HarperCollins also said has implemented "a program of random fiber testing of books to ensure our product is free of tropical hardwood fiber."

RAN says the new policy caps a "seismic shift" in the publishing industry.

“All of the top ten US publishers in the country now recognize that customers will not accept books with paper that comes from the destruction of endangered rainforests. This is a seismic shift in an industry that just two years ago was rife with controversial paper,” said Robin Averbeck, a Forest Campaigner with Rainforest Action Network. “US publishers are sending a loud and clear message to forest destroying paper companies like Asia Pulp and Paper and APRIL that consumers are demanding rainforest safe paper.”

Part of HarperCollins' procurement policy includes sourcing fiber from operations certified under forest products standards including the Forest Stewardship Council (FSC), the Sustainable Forestry Initiative (SFI), and the Programme for the Endorsement of Forest Certification (PEFC), none of which explicitly prohibit logging of rainforests, peat forests, or old growth forests. Whether HarperCollins' policy includes stipulations that go beyond these certification schemes isn't immediately clear, but RAN typically pushes companies to adopt stricter safeguards than mandated by certification bodies.

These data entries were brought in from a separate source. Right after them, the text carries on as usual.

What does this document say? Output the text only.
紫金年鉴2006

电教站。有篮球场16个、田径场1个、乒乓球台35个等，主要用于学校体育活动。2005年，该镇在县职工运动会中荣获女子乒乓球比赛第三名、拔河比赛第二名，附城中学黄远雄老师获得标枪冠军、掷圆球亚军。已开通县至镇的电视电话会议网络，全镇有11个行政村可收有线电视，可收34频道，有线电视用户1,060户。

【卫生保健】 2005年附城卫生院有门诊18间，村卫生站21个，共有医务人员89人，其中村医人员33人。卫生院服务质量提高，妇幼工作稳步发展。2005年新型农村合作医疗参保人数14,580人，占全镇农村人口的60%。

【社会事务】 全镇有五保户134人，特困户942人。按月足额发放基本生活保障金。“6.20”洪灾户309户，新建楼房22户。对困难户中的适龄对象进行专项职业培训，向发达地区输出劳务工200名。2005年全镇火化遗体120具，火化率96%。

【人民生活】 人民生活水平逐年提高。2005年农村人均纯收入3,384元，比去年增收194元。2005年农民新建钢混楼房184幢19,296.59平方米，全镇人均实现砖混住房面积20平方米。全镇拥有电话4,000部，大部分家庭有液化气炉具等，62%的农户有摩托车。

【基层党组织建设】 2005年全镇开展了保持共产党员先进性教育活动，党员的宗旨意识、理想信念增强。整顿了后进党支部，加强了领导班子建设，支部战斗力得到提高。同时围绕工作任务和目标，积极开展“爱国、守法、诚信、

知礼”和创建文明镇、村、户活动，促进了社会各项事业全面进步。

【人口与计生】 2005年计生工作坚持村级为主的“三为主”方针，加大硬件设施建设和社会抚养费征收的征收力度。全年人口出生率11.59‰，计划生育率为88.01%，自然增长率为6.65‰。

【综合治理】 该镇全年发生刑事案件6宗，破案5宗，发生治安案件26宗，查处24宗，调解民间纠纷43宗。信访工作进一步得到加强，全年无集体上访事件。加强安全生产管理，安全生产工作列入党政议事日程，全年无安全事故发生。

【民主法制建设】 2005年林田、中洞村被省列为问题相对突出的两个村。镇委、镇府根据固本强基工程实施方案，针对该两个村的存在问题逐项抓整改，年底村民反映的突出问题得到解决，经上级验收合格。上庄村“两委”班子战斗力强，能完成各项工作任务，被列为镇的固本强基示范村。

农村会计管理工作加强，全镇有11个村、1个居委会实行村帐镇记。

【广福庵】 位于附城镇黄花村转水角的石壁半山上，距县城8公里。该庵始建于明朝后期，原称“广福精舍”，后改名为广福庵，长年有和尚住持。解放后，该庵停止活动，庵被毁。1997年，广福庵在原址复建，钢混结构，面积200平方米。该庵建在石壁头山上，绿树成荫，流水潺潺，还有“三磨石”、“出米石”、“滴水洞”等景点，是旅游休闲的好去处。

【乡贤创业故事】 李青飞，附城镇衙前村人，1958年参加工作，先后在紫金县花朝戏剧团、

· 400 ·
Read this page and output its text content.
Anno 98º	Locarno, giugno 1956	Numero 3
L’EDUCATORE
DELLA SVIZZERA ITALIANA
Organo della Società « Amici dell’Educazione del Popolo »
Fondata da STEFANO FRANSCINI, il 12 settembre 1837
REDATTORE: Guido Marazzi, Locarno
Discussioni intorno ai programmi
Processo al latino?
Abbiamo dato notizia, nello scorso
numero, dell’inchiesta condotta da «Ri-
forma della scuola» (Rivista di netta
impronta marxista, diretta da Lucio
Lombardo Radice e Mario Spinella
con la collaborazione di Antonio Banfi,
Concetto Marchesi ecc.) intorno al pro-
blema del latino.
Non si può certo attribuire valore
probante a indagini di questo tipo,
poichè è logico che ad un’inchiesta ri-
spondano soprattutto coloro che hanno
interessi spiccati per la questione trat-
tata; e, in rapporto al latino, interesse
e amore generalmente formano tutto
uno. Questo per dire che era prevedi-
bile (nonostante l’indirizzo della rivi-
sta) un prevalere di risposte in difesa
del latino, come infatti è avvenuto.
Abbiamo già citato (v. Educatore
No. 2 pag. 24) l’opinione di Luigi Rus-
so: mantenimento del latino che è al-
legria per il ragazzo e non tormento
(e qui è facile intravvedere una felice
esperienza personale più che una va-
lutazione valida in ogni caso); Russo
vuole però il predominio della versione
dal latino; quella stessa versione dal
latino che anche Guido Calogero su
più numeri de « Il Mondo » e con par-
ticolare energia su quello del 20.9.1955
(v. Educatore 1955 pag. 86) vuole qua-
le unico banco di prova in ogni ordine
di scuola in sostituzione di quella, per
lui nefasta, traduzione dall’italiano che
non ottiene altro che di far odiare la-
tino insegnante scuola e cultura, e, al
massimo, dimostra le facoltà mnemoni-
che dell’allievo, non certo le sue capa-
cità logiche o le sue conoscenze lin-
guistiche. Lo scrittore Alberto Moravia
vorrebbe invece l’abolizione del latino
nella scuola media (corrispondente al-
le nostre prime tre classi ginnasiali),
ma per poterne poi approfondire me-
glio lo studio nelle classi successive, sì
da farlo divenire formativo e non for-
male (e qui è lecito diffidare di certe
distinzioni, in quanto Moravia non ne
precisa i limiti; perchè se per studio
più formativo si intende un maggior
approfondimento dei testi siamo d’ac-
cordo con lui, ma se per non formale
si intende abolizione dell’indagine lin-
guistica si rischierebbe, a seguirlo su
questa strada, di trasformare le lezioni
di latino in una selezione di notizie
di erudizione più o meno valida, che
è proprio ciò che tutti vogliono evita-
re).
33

Pulp and paper production is one of the biggest drivers of deforestation and peatlands degradation on the Indonesian island of Sumatra. By one estimate, APP and APRIL together cleared 2 million hectares (5 million acres) of forest in Riau Province alone since the mid-1980s, accounting for half the province's forest loss during that time. Environmentalists say ongoing clearing by the paper giants puts endangered species like the Sumatran tiger and elephant at greater risk of local extinction.

Up to 1.2 million hectares of standing forest and peatland in Sumatra is still licensed for clearing, according to Eyes on the Forest, a coalition of Indonesian NGOs. Eyes on the Forest estimates that conversion of that area will generate up to 500 million tons of carbon emissions.

Both APP and APRIL maintain that they operate within the laws of Indonesia, but the paper giants have been subject to investigations over alleged illegal logging, including a massive case in Riau province which prosecutors claim caused more than $200 billion to the Indonesian state. Neither company however, has been found guilty of wrong-doing by Indonesian courts.